7. The method according to claim 6, characterized in that, Model evolution tasks can be categorized as incremental learning tasks, knowledge fusion tasks, or parameter update tasks. The initial data slices were obtained in the following way: For incremental learning tasks, each batch of data on the scheduled node is used as an initial data slice; For knowledge fusion tasks, the knowledge on each edge node to be fused is treated as a data slice. as well as For parameter update tasks, the updated parameters of each model layer on the cloud model after parameter update are taken as a data slice; The preset node matching rule also includes: the scheduling nodes for all decomposed subtasks corresponding to the knowledge fusion task are the same cloud node; The scheduling node for the parameter update task is any node other than the node being scheduled.

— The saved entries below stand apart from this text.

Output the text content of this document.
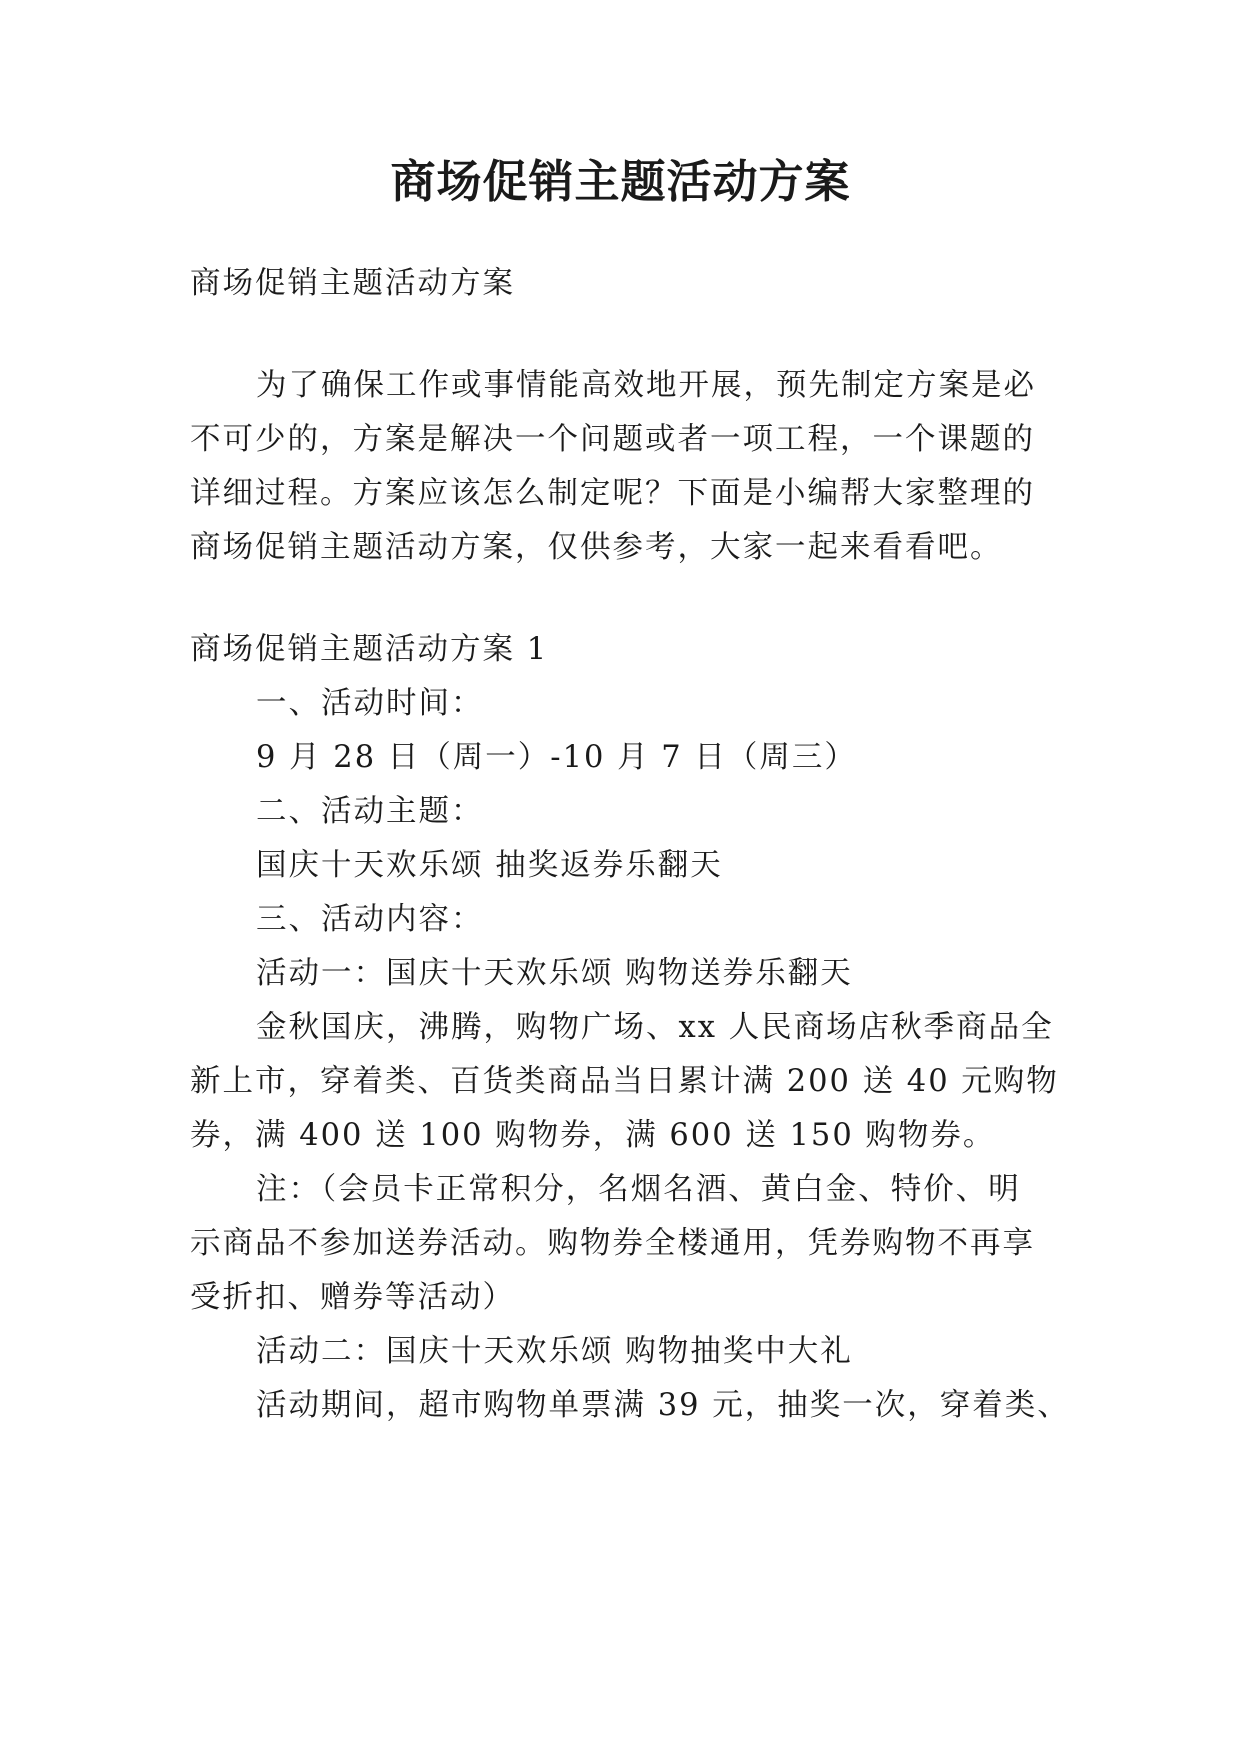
商场促销主题活动方案
商场促销主题活动方案
为了确保工作或事情能高效地开展，预先制定方案是必
不可少的，方案是解决一个问题或者一项工程，一个课题的
详细过程。方案应该怎么制定呢？下面是小编帮大家整理的
商场促销主题活动方案，仅供参考，大家一起来看看吧。
商场促销主题活动方案 1
一、活动时间：
9 月 28 日（周一）-10 月 7 日（周三）
二、活动主题：
国庆十天欢乐颂 抽奖返券乐翻天
三、活动内容：
活动一：国庆十天欢乐颂 购物送券乐翻天
金秋国庆，沸腾，购物广场、xx 人民商场店秋季商品全
新上市，穿着类、百货类商品当日累计满 200 送 40 元购物
券，满 400 送 100 购物券，满 600 送 150 购物券。
注：（会员卡正常积分，名烟名酒、黄白金、特价、明
示商品不参加送券活动。购物券全楼通用，凭券购物不再享
受折扣、赠券等活动）
活动二：国庆十天欢乐颂 购物抽奖中大礼
活动期间，超市购物单票满 39 元，抽奖一次，穿着类、
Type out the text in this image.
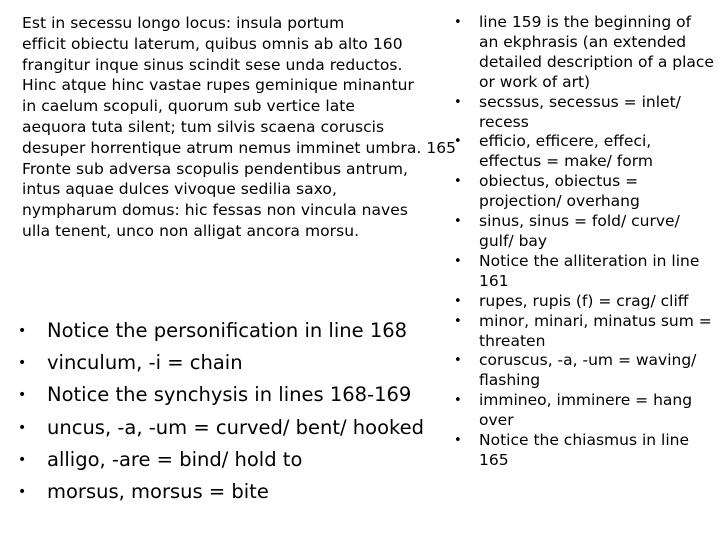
Est in secessu longo locus: insula portum
efficit obiectu laterum, quibus omnis ab alto 160
frangitur inque sinus scindit sese unda reductos.
Hinc atque hinc vastae rupes geminique minantur
in caelum scopuli, quorum sub vertice late
aequora tuta silent; tum silvis scaena coruscis
desuper horrentique atrum nemus imminet umbra. 165
Fronte sub adversa scopulis pendentibus antrum,
intus aquae dulces vivoque sedilia saxo,
nympharum domus: hic fessas non vincula naves
ulla tenent, unco non alligat ancora morsu.
• Notice the personification in line 168
• vinculum, -i = chain
• Notice the synchysis in lines 168-169
• uncus, -a, -um = curved/ bent/ hooked
• alligo, -are = bind/ hold to
• morsus, morsus = bite
• line 159 is the beginning of an ekphrasis (an extended detailed description of a place or work of art)
• secssus, secessus = inlet/ recess
• efficio, efficere, effeci, effectus = make/ form
• obiectus, obiectus = projection/ overhang
• sinus, sinus = fold/ curve/ gulf/ bay
• Notice the alliteration in line 161
• rupes, rupis (f) = crag/ cliff
• minor, minari, minatus sum = threaten
• coruscus, -a, -um = waving/ flashing
• immineo, imminere = hang over
• Notice the chiasmus in line 165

8. The method according to claim 1, characterized in that, The method further includes: when an anomaly is detected in a specific decomposed subtask, reselecting an available scheduling node for the specific decomposed subtask from other candidate scheduling schemes besides the selected candidate scheduling scheme.

9. A scheduling strategy generation system for cloud-edge collaborative model evolution tasks, comprising a processor, a memory, and a computer program / instructions stored in the memory, characterized in that, The processor is configured to execute the computer program / instructions, and when the computer program / instructions are executed, the system implements the steps of the method as described in any one of claims 1 to 8.

10. A computer-readable storage medium having a computer program / instructions stored thereon, characterized in that, When the computer program / instructions are executed by the processor, they implement the steps of the method as described in any one of claims 1 to 8.